“Go on,” Hannah stammered, scarcely above her breath.
“It's bad,” Calvin Stammark went on. “The women are bad; and a bad woman is something awful. I know about that too. I've been to the city as well as Phebe. Oh, Hannah,” he cried, “can't you see, can't you!” With a violent effort he regained the greater part of his composure. “But it won't touch you,” he added; “we're going to be married right away.”
“We are?” Hannah echoed him thinly, in bitter mockery. “I wouldn't have you now if you were the last man on earth with the way you talked about Phebe! I don't see how you can stand there and look at me. If I told pa or Hosmer they would shoot you. You might as well know this as well—I'm going back with her; it'll be some gayer than these lonely old valleys or your house stuck away all by itself with nothing to see but Senator Alderwith's steers.”
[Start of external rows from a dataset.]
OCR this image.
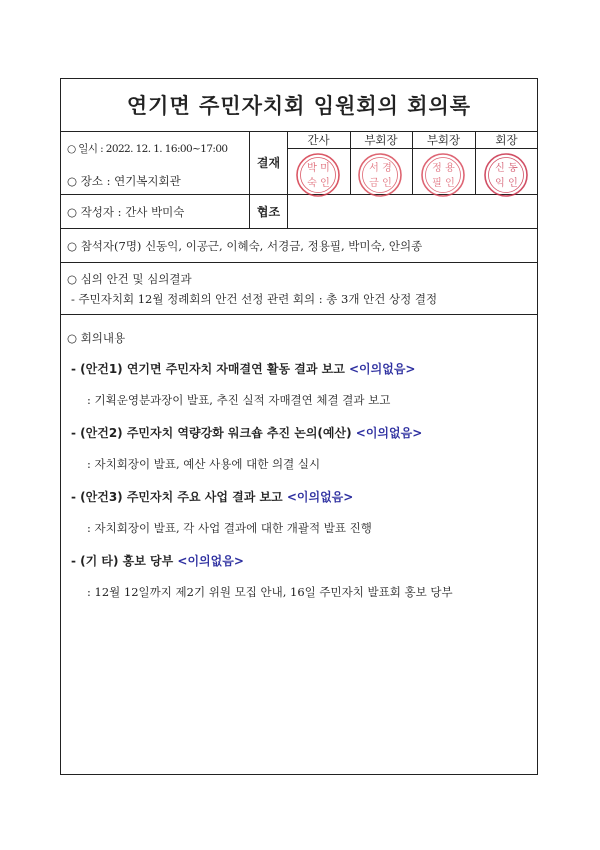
연기면 주민자치회 임원회의 회의록
○ 일시 : 2022. 12. 1. 16:00~17:00
○ 장소 : 연기복지회관
○ 작성자 : 간사 박미숙
결재
협조
간사	부회장	부회장	회장
박 미
숙 인
서 경
금 인
정 용
필 인
신 동
익 인
○ 참석자(7명) 신동익, 이공근, 이혜숙, 서경금, 정용필, 박미숙, 안의종
○ 심의 안건 및 심의결과
- 주민자치회 12월 정례회의 안건 선정 관련 회의 : 총 3개 안건 상정 결정
○ 회의내용
- (안건1) 연기면 주민자치 자매결연 활동 결과 보고 <이의없음>
: 기획운영분과장이 발표, 추진 실적 자매결연 체결 결과 보고
- (안건2) 주민자치 역량강화 워크숍 추진 논의(예산) <이의없음>
: 자치회장이 발표, 예산 사용에 대한 의결 실시
- (안건3) 주민자치 주요 사업 결과 보고 <이의없음>
: 자치회장이 발표, 각 사업 결과에 대한 개괄적 발표 진행
- (기 타) 홍보 당부 <이의없음>
: 12월 12일까지 제2기 위원 모집 안내, 16일 주민자치 발표회 홍보 당부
There flashed into Calvin Stammark's mind the memory of how he had planned to possess just such cattle for Hannah and himself; he saw in the elusive lamplight the house he had built for Hannah. His feeling, that a second before had been so acute, was numb. This, he thought, was strange; a voice within echoed that he was going to lose her, to lose Hannah; but he had no faculty capable of understanding such a calamity.
“Why, Hannah,” he said impotently—“Hannah—” His vision blurred so that he couldn't see her clearly; it was as if, indistinct before him, she were already fading from his life. “I never went to hurt you,” he continued in a curious detachment from his suffering. “You were everything I had.”
Calvin grew awkward, confused in his mind and gestures. At the same time Hannah's desirability increased immeasurably. Never in Greenstream or any place else had he seen another like her; and he was about to lose her, lose Hannah.
Automatically he repeated, “If Phebe were a man——”
He was powerless not only against exterior circumstance but to combat what lay with Hannah. Phebe would never set her hands in hot dishwater. He recalled their mother, fretful and impatient. He shook his head as if to free his mind from so many vain thoughts. She stood, hard and unrelenting.
He tried to mutter a phrase about being here if she should return, but it perished in the conviction of its uselessness. Calvin saw her with green-yellow hair, a cigarette in painted lips; he heard the blurred applause of men at the spectacle of Hannah on the stage, dressed like the women he had seen there. Then pride stiffened him into a semblance of her own remoteness.
“It's in you,” he said; “and it will have to come out. I'm what I am too, and that doesn't make it any easier. Kind of a fool about you. Another girl won't do. I'll say good night.”